At its core, Mad Men is a show about deceit and atonement. Don must come back from the brink of complete destruction without luck or a handout; his resurrection is attainable at a price. For a man who lives by his image alone, when all the cracks have been exposed, Don must stand in front of the world as himself — er, close enough as Dick Whitman is not entirely exposed. Clever again without hitting us over the head with an expository baseball bat, seeing Don in the creative hub, where everyone in the office could look at the monkey in the cage, we see his commitment to make up for his past deeds. I loved the parade of coworkers coming to weigh in on his possible return: Michael runs around like a kid at Christmas, Ken corners the adman with photos of his boy, and Peggy cuts him down, not ready to forgive Don — still blaming him for her failures with Ted (it’s kind of his fault…but I’m on Team Draper).

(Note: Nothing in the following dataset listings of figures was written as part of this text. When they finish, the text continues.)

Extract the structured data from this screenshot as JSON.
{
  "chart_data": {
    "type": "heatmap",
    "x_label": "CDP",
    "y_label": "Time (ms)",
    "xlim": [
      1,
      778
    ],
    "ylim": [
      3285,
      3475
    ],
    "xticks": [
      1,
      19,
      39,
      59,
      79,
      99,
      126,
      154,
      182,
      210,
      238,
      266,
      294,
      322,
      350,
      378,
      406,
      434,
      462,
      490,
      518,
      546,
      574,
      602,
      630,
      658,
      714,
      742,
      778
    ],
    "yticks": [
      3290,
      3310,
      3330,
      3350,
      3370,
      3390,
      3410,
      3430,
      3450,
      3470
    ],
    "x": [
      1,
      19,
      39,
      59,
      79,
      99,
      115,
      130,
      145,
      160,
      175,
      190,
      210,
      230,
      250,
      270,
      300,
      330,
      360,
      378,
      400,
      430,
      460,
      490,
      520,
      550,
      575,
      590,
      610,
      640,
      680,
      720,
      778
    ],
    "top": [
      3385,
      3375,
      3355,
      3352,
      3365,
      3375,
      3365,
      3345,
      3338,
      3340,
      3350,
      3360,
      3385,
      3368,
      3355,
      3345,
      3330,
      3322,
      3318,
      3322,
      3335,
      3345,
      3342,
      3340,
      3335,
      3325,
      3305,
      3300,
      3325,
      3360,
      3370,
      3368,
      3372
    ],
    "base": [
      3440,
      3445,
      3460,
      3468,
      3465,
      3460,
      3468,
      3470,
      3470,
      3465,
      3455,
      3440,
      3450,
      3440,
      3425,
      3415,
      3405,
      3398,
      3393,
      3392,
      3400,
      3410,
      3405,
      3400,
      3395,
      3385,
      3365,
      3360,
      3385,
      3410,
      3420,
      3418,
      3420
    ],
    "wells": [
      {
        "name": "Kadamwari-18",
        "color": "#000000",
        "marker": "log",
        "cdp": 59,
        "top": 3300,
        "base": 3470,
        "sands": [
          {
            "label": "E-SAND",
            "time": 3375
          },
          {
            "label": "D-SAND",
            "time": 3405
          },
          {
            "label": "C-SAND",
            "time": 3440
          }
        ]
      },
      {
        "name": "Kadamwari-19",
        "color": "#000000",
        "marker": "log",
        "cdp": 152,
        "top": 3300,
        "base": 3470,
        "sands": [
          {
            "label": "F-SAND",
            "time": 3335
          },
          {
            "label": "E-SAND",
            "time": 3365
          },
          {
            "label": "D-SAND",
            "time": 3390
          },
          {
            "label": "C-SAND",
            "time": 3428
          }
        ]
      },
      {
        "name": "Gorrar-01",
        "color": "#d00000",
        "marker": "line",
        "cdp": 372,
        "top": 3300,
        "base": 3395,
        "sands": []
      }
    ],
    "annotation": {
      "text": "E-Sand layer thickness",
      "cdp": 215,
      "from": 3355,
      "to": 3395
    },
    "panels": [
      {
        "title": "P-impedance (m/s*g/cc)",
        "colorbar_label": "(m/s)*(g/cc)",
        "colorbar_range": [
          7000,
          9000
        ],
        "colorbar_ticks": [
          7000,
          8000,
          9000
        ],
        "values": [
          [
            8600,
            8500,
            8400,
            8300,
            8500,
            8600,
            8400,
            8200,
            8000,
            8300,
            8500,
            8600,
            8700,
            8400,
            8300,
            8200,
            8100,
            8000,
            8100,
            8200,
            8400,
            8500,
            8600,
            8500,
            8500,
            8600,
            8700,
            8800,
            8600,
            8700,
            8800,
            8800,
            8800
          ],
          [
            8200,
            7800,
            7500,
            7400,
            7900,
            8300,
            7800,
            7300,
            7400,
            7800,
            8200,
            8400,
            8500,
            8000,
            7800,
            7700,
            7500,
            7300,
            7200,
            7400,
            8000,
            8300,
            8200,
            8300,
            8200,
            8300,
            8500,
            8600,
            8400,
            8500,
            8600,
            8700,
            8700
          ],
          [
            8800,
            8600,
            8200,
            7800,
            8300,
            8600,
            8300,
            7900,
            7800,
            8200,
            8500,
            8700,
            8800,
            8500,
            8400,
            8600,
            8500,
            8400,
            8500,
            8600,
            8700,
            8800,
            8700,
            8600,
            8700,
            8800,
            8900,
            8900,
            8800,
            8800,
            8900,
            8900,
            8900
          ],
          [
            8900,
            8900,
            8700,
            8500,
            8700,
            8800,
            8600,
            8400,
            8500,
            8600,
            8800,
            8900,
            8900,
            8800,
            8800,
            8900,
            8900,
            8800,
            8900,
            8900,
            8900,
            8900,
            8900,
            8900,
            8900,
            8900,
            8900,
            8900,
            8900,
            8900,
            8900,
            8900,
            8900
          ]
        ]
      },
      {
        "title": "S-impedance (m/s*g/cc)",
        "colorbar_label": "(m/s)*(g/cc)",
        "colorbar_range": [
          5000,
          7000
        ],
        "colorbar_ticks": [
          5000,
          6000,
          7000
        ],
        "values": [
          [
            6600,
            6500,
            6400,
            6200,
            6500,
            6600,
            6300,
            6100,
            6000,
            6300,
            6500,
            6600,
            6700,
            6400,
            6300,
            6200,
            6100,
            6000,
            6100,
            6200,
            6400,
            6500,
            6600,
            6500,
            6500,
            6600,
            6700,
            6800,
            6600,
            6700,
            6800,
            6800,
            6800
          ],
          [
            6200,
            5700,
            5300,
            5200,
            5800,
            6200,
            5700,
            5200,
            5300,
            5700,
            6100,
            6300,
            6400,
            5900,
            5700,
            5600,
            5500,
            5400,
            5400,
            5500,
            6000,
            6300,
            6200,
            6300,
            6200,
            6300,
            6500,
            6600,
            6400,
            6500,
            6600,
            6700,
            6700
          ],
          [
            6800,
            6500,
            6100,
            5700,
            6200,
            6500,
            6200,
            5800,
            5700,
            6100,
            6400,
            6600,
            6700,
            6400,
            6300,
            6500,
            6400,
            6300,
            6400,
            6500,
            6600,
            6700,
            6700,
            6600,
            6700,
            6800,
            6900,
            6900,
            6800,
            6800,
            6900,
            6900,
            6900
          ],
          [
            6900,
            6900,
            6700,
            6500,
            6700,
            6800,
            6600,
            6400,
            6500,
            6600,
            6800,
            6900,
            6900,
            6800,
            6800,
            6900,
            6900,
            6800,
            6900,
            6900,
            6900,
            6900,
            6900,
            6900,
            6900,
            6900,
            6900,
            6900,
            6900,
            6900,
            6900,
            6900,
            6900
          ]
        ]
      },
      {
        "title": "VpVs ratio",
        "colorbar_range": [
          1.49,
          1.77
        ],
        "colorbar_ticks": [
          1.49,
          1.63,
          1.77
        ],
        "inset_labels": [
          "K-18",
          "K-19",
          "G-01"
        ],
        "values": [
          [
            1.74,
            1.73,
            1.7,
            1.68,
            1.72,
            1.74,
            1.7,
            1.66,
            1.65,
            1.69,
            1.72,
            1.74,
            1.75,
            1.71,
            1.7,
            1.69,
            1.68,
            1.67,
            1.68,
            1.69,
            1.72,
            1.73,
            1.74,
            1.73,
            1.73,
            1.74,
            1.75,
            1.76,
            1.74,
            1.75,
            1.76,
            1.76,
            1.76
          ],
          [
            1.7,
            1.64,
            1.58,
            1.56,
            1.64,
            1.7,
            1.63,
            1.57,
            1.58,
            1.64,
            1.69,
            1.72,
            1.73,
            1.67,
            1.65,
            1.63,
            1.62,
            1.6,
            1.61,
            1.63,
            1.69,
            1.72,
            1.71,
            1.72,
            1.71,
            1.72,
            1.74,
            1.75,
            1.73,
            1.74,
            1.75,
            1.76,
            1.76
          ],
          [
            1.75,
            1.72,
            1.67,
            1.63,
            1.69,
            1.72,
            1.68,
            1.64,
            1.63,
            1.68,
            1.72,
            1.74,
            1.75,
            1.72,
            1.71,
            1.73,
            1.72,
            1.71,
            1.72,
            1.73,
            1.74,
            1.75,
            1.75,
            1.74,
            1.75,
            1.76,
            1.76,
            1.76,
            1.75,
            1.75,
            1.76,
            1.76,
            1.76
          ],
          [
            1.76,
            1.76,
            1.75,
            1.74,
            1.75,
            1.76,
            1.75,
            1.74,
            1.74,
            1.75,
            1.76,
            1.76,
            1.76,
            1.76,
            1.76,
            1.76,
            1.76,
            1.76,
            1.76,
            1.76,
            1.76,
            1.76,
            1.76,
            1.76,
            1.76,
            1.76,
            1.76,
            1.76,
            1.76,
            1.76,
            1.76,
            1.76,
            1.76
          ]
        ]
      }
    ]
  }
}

Mad Men is consistently churning out creatively fresh and strong work week after week. Give it all the awards. Like Breaking Bad, Men has seen a resurgence of artistic genesis in the final stretch. I know I will miss it after next year’s last hurrah, if it continues on this path. Even though I loathe what Weiner has done to Peggy, it is an authentic and robust path to explore, and it is a place we find most of the characters on the show. I even care what happens to the little Drapers (including Megan!).
Grade: A. I have nothing to grade down. Mad Men has set the bar with which all other shows should be compared.